Animated teleivision series

Puffins is an animated television series targeted at children created by Danielle Maloni and Peter Nalli. It is a spin-off of the film Arctic Dogs (2019) and stars Johnny Depp. It follows five Puffins: Johnny Puff (Depp), Tic, Tac, Didi, and Pi who work for the wily walrus Otto. The show is produced by Iervolino Entertainment owned by Andrea Iervolino and Monika Bacardi, and ILBE Studios based in Serbia. It consists of 250 episodes of five-minute episodes and was released on Apple TV and Amazon Prime Video in December 2020. A spin-off of Puffins, entitled Puffins Impossible, was released in April 2022, with Depp reprising his role as Puff.

==Overview==
Puffins is a CGI animated television series targeted towards children. It follows five Puffins: Johnny Puff, Tic, Tac, Didi, and Pi. They work for a wily walrus Otto. The show promotes themes of race and gender equality and environmentalism.

==Cast==

Voice roles:
- Johnny Depp as Johnny Puff.

==Episodes==
Puffins consists of 250 five-minute episodes.

==Production==
Puffins was created by Danielle Maloni and Peter Nalli. Johnny Depp was cast to voice Johnny Puff in early 2020. Puffins was produced by Iervolino Entertainment based in Rome, Italy, and Serbian company Iervolino Studios. Iervolino Entertainment was founded by producer Andrea Iervolino and is owned by Iervolino and Monika Bacardi. Depp and Iervolino previously collaborated on Waiting for the Barbarians.

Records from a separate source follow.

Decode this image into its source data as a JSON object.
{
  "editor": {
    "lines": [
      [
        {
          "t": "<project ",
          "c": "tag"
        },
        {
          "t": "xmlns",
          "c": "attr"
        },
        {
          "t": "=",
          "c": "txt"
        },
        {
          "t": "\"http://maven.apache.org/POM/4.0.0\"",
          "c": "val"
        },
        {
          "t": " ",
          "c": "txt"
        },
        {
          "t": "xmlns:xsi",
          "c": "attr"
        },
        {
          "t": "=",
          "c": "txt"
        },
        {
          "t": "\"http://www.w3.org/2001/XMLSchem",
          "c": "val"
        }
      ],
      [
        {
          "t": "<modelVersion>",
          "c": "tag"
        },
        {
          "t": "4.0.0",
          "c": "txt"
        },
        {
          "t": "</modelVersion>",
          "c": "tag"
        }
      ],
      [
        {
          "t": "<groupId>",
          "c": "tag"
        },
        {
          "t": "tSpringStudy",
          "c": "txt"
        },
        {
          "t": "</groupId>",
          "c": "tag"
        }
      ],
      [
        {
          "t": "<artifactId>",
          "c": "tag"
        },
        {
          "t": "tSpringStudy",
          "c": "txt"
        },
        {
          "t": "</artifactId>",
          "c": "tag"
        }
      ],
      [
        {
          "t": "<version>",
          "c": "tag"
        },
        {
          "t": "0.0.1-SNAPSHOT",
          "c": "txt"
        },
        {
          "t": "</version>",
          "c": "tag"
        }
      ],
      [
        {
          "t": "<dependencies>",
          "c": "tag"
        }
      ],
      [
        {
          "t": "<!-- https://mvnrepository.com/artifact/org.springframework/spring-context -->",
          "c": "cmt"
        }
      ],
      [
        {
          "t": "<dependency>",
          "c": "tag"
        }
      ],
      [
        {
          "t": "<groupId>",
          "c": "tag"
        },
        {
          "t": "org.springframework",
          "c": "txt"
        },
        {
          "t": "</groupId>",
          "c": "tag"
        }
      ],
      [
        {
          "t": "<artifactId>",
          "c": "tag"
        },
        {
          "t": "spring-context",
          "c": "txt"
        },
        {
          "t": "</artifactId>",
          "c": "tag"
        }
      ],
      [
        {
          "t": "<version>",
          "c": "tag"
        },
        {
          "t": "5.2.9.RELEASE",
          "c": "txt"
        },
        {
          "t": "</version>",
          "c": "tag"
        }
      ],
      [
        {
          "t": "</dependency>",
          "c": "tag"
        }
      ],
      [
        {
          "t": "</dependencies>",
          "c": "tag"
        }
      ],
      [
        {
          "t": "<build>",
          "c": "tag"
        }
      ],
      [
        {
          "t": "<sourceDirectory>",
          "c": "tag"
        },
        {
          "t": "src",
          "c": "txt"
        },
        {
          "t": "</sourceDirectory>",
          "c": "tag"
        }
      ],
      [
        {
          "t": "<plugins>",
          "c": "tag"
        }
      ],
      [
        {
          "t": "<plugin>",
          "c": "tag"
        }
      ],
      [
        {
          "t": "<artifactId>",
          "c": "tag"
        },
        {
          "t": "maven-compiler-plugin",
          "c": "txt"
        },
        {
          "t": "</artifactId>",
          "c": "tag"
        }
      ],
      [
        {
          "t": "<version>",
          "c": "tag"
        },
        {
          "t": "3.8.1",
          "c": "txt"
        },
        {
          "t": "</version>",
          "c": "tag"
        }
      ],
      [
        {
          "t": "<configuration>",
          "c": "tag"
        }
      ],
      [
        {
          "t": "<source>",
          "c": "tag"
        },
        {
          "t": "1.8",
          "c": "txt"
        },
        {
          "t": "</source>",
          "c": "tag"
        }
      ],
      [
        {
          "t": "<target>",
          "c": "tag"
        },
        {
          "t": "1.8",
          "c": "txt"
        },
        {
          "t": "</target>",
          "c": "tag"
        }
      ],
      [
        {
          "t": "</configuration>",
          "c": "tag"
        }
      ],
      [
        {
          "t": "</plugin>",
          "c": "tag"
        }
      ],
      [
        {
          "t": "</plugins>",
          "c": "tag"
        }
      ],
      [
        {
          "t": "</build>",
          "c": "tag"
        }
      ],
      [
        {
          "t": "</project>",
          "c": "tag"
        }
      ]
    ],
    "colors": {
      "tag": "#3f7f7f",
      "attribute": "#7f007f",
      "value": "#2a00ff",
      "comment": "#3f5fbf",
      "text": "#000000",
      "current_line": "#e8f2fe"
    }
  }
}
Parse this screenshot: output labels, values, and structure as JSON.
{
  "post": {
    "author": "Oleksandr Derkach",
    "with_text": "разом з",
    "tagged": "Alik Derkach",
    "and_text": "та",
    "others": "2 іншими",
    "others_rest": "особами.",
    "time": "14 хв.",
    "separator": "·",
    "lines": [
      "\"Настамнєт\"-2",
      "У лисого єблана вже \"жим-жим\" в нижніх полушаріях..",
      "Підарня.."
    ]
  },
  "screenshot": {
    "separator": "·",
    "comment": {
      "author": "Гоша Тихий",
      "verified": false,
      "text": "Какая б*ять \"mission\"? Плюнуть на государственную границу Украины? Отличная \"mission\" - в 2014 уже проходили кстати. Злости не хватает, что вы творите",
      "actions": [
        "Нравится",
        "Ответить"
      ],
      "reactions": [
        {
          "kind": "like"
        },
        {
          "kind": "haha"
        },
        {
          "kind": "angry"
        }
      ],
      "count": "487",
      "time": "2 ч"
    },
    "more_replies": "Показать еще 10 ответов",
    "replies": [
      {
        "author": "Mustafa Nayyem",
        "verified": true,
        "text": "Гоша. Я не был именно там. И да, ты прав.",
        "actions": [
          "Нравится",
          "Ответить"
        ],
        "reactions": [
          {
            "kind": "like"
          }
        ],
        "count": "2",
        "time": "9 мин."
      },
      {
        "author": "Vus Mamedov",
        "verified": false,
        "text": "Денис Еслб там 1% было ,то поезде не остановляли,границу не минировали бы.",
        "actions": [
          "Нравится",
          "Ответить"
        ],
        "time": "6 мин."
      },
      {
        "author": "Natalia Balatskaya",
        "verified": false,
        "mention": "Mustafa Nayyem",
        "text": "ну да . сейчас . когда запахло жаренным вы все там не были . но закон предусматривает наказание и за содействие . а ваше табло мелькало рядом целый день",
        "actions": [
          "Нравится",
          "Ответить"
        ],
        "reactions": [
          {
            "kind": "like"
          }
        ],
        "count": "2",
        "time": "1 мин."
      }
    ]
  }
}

Puffins and similar series Arctic Friends originated from the film Arctic Dogs (2019). Iervolino and Bacardi purchased all spin-off rights of the animated characters from the film. The show was released in December 2020 on Apple TV and Amazon Prime Video.

In February 2022, Depp received the Serbian Gold Medal of Merit from President Aleksandar Vučić for "outstanding merits in public and cultural activities, especially in the field of film art and the promotion of the Republic of Serbia in the world". Puffins and Puffins Impossible were produced or co-produced in Serbia. Also, Minamata, another film Depp starred in was shot in Serbia.

==Puffins Impossible==
Puffins Impossible is a spin-off of Puffins which consists of 54 five-minute episodes. It was made by ILBE Studios and produced by Archangel Digital Studios. Nalli is the showrunner for Impossible. It is an action-adventure version of Puffins which follows the five Puffins gaining superpowers. Depp reprises his role as Johnny Puff. It was released in April 2022.

According to local media reports, the series provided jobs in the creative centre in Belgrade, Serbia. The series received 206 million Serbian dinars (1.7 million Euros) in subsidies from Ministry of Culture and Information.